Find the vector equation of the plane passing through the intersection of the planes $\vec r \cdot (2\hat i + 2\hat j - 3\hat k) = 7,$ $\vec r \cdot (2\hat i + 5\hat j + 3\hat k) = 9$ and through the point $(2,1,3)$.

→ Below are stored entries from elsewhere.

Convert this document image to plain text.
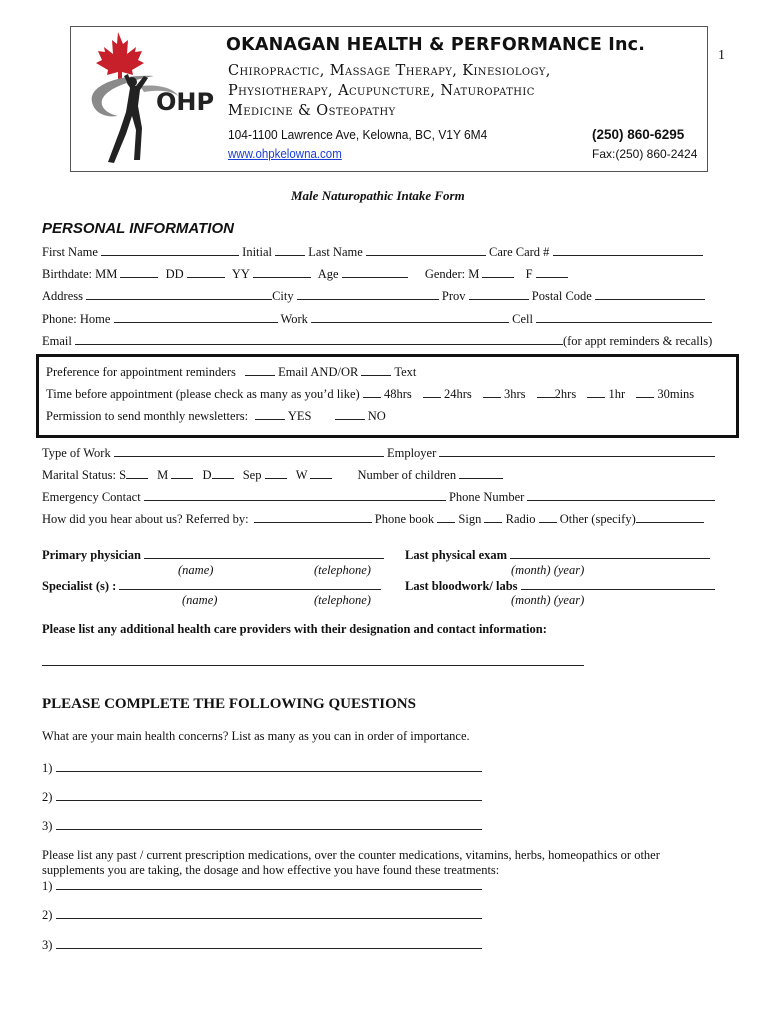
1
OHP
OKANAGAN HEALTH & PERFORMANCE Inc.
Chiropractic, Massage Therapy, Kinesiology,
Physiotherapy, Acupuncture, Naturopathic
Medicine & Osteopathy
104-1100 Lawrence Ave, Kelowna, BC, V1Y 6M4	(250) 860-6295
www.ohpkelowna.com	Fax:(250) 860-2424
Male Naturopathic Intake Form
PERSONAL INFORMATION
First Name	Initial	Last Name	Care Card #
Birthdate: MM	DD	YY	Age	Gender: M	F
Address	City	Prov	Postal Code
Phone: Home	Work	Cell
Email	(for appt reminders & recalls)
Preference for appointment reminders	Email AND/OR	Text
Time before appointment (please check as many as you’d like) 48hrs	24hrs	3hrs 2hrs	1hr	30mins
Permission to send monthly newsletters:	YES	NO
Type of Work	Employer
Marital Status: S M	D Sep	W	Number of children
Emergency Contact	Phone Number
How did you hear about us? Referred by:	Phone book Sign Radio Other (specify)
Primary physician
(name)	(telephone)
Specialist (s) :
(name)	(telephone)
Last physical exam
(month) (year)
Last bloodwork/ labs
(month) (year)
Please list any additional health care providers with their designation and contact information:
PLEASE COMPLETE THE FOLLOWING QUESTIONS
What are your main health concerns? List as many as you can in order of importance.
1)
2)
3)
Please list any past / current prescription medications, over the counter medications, vitamins, herbs, homeopathics or other
supplements you are taking, the dosage and how effective you have found these treatments:
1)
2)
3)
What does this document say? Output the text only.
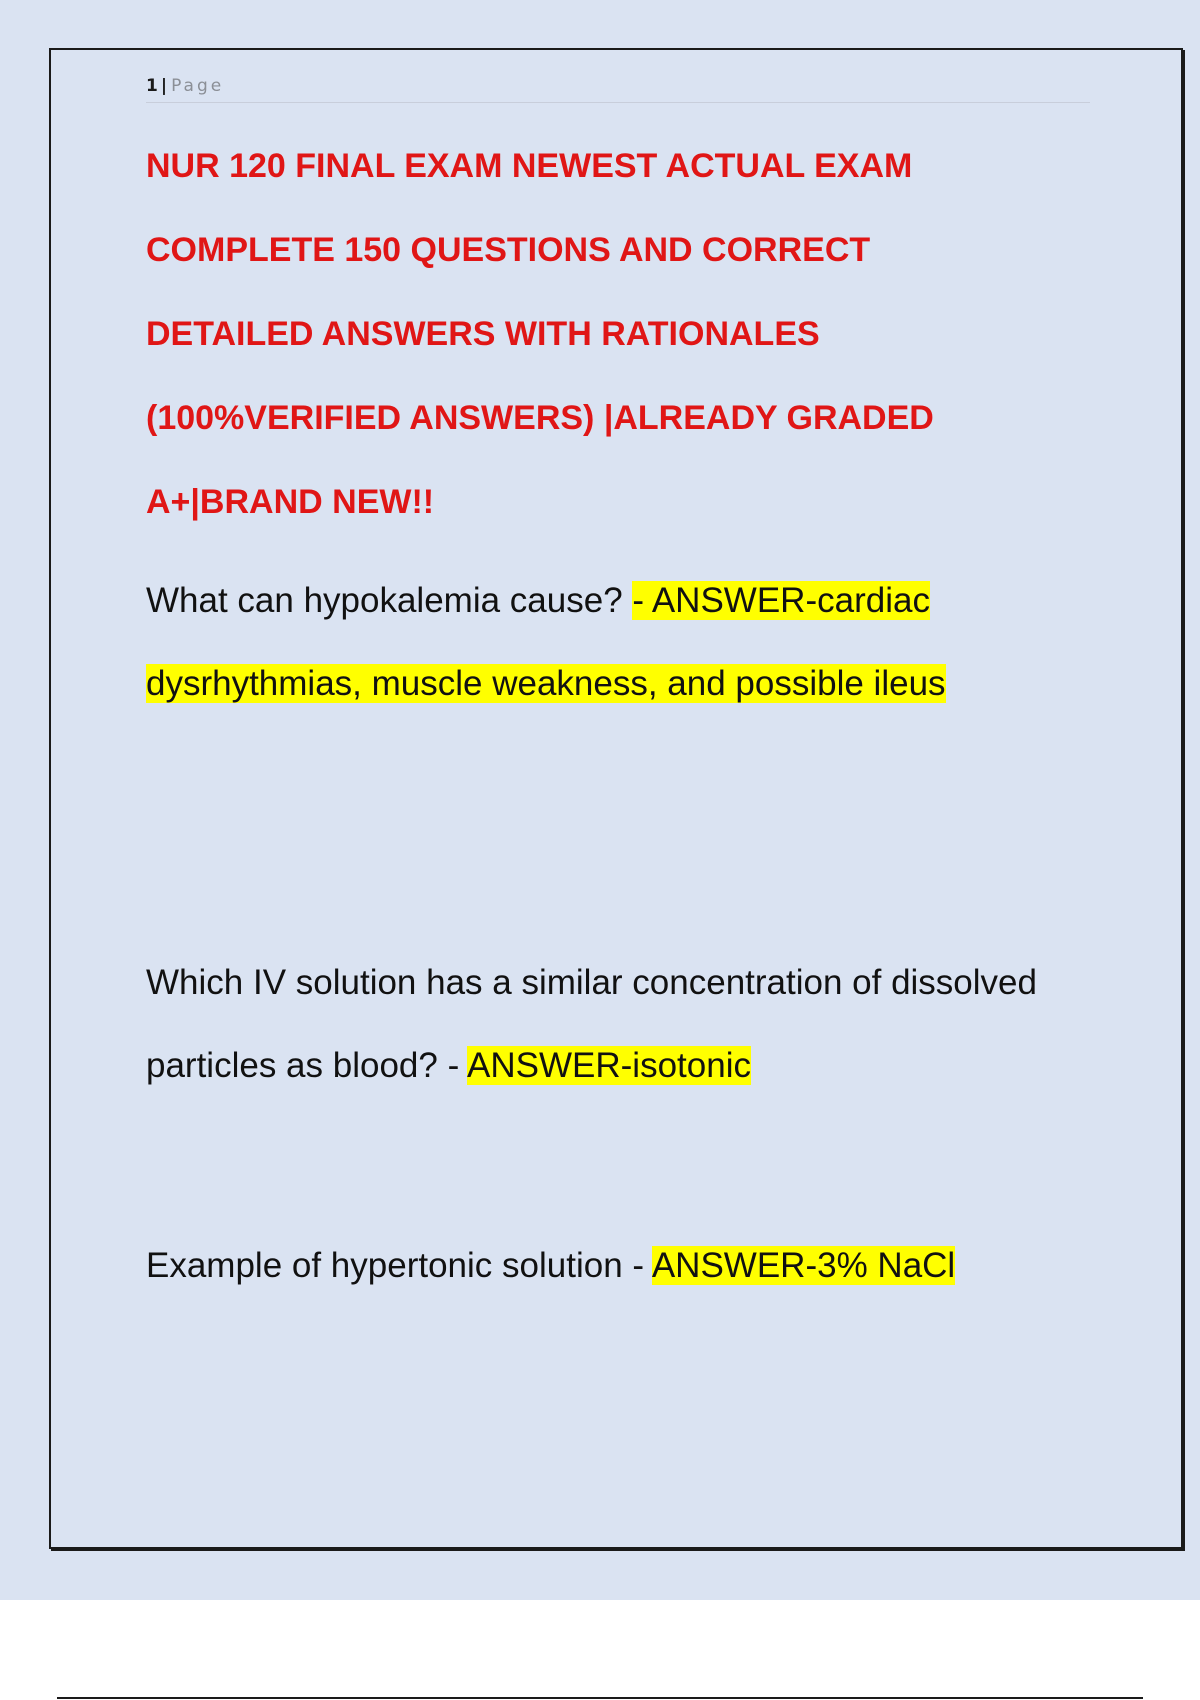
1 | Page
NUR 120 FINAL EXAM NEWEST ACTUAL EXAM
COMPLETE 150 QUESTIONS AND CORRECT
DETAILED ANSWERS WITH RATIONALES
(100%VERIFIED ANSWERS) |ALREADY GRADED
A+|BRAND NEW!!

What can hypokalemia cause? - ANSWER-cardiac
dysrhythmias, muscle weakness, and possible ileus

Which IV solution has a similar concentration of dissolved
particles as blood? - ANSWER-isotonic

Example of hypertonic solution - ANSWER-3% NaCl
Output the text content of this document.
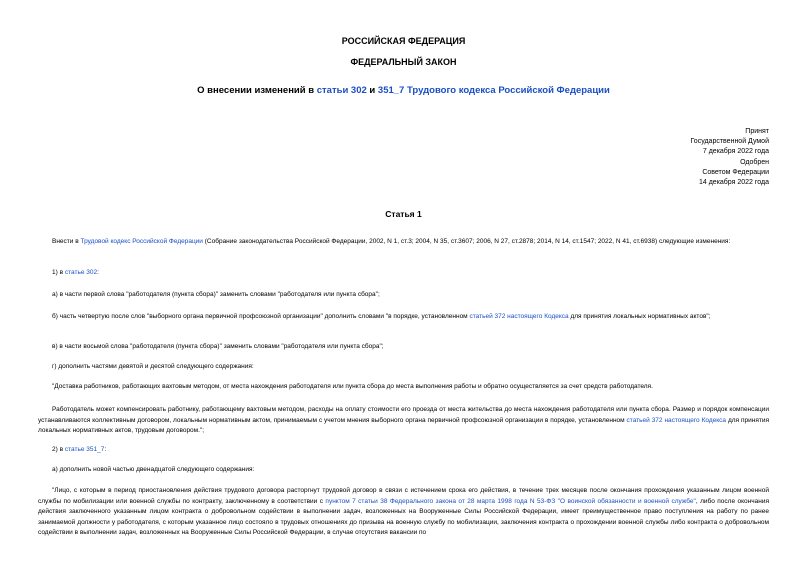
РОССИЙСКАЯ ФЕДЕРАЦИЯ
ФЕДЕРАЛЬНЫЙ ЗАКОН
О внесении изменений в статьи 302 и 351_7 Трудового кодекса Российской Федерации
Принят
Государственной Думой
7 декабря 2022 года
Одобрен
Советом Федерации
14 декабря 2022 года
Статья 1
Внести в Трудовой кодекс Российской Федерации (Собрание законодательства Российской Федерации, 2002, N 1, ст.3; 2004, N 35, ст.3607; 2006, N 27, ст.2878; 2014, N 14, ст.1547; 2022, N 41, ст.6938) следующие изменения:
1) в статье 302:
а) в части первой слова "работодателя (пункта сбора)" заменить словами "работодателя или пункта сбора";
б) часть четвертую после слов "выборного органа первичной профсоюзной организации" дополнить словами "в порядке, установленном статьей 372 настоящего Кодекса для принятия локальных нормативных актов";
в) в части восьмой слова "работодателя (пункта сбора)" заменить словами "работодателя или пункта сбора";
г) дополнить частями девятой и десятой следующего содержания:
"Доставка работников, работающих вахтовым методом, от места нахождения работодателя или пункта сбора до места выполнения работы и обратно осуществляется за счет средств работодателя.
Работодатель может компенсировать работнику, работающему вахтовым методом, расходы на оплату стоимости его проезда от места жительства до места нахождения работодателя или пункта сбора. Размер и порядок компенсации устанавливаются коллективным договором, локальным нормативным актом, принимаемым с учетом мнения выборного органа первичной профсоюзной организации в порядке, установленном статьей 372 настоящего Кодекса для принятия локальных нормативных актов, трудовым договором.";
2) в статье 351_7:
а) дополнить новой частью двенадцатой следующего содержания:
"Лицо, с которым в период приостановления действия трудового договора расторгнут трудовой договор в связи с истечением срока его действия, в течение трех месяцев после окончания прохождения указанным лицом военной службы по мобилизации или военной службы по контракту, заключенному в соответствии с пунктом 7 статьи 38 Федерального закона от 28 марта 1998 года N 53-ФЗ "О воинской обязанности и военной службе", либо после окончания действия заключенного указанным лицом контракта о добровольном содействии в выполнении задач, возложенных на Вооруженные Силы Российской Федерации, имеет преимущественное право поступления на работу по ранее занимаемой должности у работодателя, с которым указанное лицо состояло в трудовых отношениях до призыва на военную службу по мобилизации, заключения контракта о прохождении военной службы либо контракта о добровольном содействии в выполнении задач, возложенных на Вооруженные Силы Российской Федерации, в случае отсутствия вакансии по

.: The given planes are $\vec r \cdot (2\hat i + 2\hat j - 3\hat k) = 7$and $\vec r \cdot (2\hat i + 5\hat j + 3\hat k) = 9$,
Putting $\vec r = x\hat i + y\hat j + z\hat k,$

we get
$(x\hat i + y\hat j + z\hat k) \cdot (2\hat i + 2\hat j - 3\hat k) = 7$

and
$(x\hat i + y\hat j + z\hat k) \cdot (2\hat i + 5\hat j + 3\hat k) = 9$

i.e. $2x + 2y - 3z - 7 = 0$ ...(1)
and $2x + 5y + 3z - 9 = 0$ ...(2)
Any plane through the intersection of (1) and (2) is
$(2x + 2y - 3z - 7) + k(2x + 5y + 3z - 9) = 0$ ...(3)
Since it passes through (2, 1, 3),
$\therefore$ $(4 + 2 - 9 - 7) + k(4 + 5 + 9 - 9 = 0$

$\Rightarrow$ $- 10 + k(9) = 0 \Rightarrow k = \cfrac{{10}}{9}$ .
Putting in (3),

we get
$(2x + 2y - 3z - 7) + \cfrac{{10}}{9}(2x + 5y + 3z - 9) = 0$

$\Rightarrow$ $18x + 18y - 27z - 63 + 20x + 50y + 30z - 90 = 0$

$\Rightarrow$ $38x + 68y + 3z - 153 = 0$
$\Rightarrow$ $(x\hat i + y\hat j + z\hat k) \cdot (38\hat i + 68\hat j + 3\hat k) = 153$

$\Rightarrow$ $\vec r \cdot (38\hat i + 68\hat j + 3\hat k) = 153$, which is the required equation.